RENÉ MÜLLER

MARY & JOHNNY (SAMUEL SCHWARZ, JULIAN GRÜNTHAL)

SELECTION CINEMA

2010, eine Nacht am Zürcher Volksfest «Züri Fäscht»: Das junge Paar Mary und Johnny verkracht sich, weil Johnny, der gerade seinen Job in einem Elektronik-Discounter verloren hat, nicht in Partylaune ist. Die beiden irrlichtern in Folge getrennt durch das Festgetümmel. Die aufgekratzte Mary gerät rasch an andere Männer; der Playboy Hostettler macht ihr schöne Augen, und ein schmieriger Fussball-Manager hat es ebenfalls auf sie abgesehen. Währenddessen zieht Johnny mit seinem Kumpel Mischa und dessen Freundin um die Buden. Doch treffen Mary und Johnny immer wieder auf­einander, und mit steigendem Alkoholpegel und zu vorgerückter Stunde spitzen sich die Geschehnisse rasch zu.

Mary & Johnny ist der erste Langspielfilm von Samuel Schwarz und Julian M. Grünthal.
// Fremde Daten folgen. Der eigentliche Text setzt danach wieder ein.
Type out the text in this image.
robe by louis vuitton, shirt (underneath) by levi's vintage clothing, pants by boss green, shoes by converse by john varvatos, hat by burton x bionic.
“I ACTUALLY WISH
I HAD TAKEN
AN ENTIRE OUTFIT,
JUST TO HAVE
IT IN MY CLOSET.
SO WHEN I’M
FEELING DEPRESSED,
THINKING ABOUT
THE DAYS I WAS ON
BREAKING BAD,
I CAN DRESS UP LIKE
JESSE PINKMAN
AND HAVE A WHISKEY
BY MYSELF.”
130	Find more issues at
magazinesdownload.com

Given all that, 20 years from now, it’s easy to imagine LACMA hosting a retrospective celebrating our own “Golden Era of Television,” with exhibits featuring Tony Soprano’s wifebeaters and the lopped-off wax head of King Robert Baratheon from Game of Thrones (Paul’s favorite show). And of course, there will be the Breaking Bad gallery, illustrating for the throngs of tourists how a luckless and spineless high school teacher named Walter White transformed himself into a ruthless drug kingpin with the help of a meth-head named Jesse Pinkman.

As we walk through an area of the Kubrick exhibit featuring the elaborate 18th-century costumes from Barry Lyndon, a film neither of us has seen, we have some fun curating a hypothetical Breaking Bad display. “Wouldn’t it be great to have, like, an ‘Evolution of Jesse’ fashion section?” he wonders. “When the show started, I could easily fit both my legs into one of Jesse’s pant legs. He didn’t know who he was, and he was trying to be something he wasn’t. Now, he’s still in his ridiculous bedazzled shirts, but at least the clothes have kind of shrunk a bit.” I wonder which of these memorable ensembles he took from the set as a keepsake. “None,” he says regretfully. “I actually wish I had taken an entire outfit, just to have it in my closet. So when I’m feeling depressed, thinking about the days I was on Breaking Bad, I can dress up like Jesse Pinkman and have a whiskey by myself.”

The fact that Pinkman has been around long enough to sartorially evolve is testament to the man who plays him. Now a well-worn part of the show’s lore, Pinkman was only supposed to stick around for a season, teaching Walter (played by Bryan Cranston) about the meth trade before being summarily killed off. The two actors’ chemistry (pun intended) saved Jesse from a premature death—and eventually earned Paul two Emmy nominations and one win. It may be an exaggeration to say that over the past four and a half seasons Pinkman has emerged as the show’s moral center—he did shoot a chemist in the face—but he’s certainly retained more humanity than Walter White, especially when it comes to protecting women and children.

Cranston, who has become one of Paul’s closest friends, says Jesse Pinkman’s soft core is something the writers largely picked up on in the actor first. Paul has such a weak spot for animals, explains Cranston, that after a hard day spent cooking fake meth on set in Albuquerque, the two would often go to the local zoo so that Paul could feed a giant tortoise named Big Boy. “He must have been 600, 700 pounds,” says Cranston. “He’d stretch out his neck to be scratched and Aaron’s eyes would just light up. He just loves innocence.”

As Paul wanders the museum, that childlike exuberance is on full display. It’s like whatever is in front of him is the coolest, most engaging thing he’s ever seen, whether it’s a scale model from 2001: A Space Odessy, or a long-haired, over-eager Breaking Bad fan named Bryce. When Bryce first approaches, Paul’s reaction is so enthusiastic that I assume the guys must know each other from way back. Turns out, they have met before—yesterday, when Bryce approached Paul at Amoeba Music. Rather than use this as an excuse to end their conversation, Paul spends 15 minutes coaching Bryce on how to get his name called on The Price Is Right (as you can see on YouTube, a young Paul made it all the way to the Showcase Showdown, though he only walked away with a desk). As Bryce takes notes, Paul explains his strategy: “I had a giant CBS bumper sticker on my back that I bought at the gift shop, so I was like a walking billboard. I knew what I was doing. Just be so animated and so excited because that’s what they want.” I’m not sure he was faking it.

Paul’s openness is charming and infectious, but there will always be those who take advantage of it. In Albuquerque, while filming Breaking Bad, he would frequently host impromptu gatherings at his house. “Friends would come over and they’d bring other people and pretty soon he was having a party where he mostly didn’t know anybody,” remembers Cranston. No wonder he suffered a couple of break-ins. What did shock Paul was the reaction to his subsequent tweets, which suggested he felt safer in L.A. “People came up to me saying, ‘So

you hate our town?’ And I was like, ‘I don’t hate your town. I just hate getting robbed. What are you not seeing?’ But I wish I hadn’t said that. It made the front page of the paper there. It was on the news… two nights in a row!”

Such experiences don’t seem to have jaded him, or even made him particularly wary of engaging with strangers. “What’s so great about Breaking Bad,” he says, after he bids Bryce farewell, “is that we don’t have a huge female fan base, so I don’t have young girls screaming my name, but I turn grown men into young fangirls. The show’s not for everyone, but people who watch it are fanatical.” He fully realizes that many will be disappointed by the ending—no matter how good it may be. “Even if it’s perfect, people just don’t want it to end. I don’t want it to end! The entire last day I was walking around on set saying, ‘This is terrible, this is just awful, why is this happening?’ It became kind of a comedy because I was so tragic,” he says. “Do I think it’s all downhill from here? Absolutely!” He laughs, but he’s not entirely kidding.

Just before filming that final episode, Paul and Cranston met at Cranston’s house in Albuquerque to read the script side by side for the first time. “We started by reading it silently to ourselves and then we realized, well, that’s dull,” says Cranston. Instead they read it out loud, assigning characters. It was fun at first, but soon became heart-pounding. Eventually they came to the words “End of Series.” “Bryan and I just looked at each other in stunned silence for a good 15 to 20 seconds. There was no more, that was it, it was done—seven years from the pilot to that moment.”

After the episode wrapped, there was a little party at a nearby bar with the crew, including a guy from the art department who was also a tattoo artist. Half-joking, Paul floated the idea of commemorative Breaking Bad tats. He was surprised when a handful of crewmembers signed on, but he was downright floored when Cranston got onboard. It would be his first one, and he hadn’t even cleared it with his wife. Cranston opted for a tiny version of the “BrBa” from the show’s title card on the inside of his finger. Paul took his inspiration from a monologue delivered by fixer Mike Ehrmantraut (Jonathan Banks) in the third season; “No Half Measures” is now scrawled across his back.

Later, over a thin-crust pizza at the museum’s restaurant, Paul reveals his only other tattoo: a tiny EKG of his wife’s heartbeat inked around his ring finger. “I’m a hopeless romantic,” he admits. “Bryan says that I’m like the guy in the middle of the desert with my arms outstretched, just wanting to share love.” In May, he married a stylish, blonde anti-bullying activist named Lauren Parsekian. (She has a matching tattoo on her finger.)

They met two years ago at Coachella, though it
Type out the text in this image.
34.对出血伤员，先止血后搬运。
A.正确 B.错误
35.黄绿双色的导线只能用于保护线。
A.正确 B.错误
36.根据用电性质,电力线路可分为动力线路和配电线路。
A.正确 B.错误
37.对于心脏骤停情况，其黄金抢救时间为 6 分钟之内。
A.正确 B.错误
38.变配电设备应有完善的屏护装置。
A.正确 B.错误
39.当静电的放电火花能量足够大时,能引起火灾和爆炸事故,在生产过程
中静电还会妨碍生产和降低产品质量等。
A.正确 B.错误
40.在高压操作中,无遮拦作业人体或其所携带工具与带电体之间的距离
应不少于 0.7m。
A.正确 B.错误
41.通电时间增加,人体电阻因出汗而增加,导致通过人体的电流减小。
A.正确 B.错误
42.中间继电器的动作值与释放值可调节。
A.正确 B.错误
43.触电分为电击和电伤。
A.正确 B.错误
Seit mehreren Jahren arbeiten sie auch bei der Theatergruppe 400asa zusammen. In nur neun Nächten haben sie Mary & Johnny mit einfachen Mitteln gedreht (davon drei Nachtdrehs mitten im Geschehen des «Züri Fäscht»). Als Vorlage für das ohne öffentliche Gelder finanzierte Projekt dient das Theaterstück Kasimir und Karoline von Ödön von Horváth, das in der Zeit nach der Weltwirtschaftskrise von 1929 spielt. Dieser Hintergrund war wohl Hauptmotivation für Schwarz und Grünthal, sich gerade dieses Stoffes anzunehmen – sind die wirtschaftlichen Verhältnisse achtzig Jahre später doch auf nicht unähnliche Weise wie­derum prekär.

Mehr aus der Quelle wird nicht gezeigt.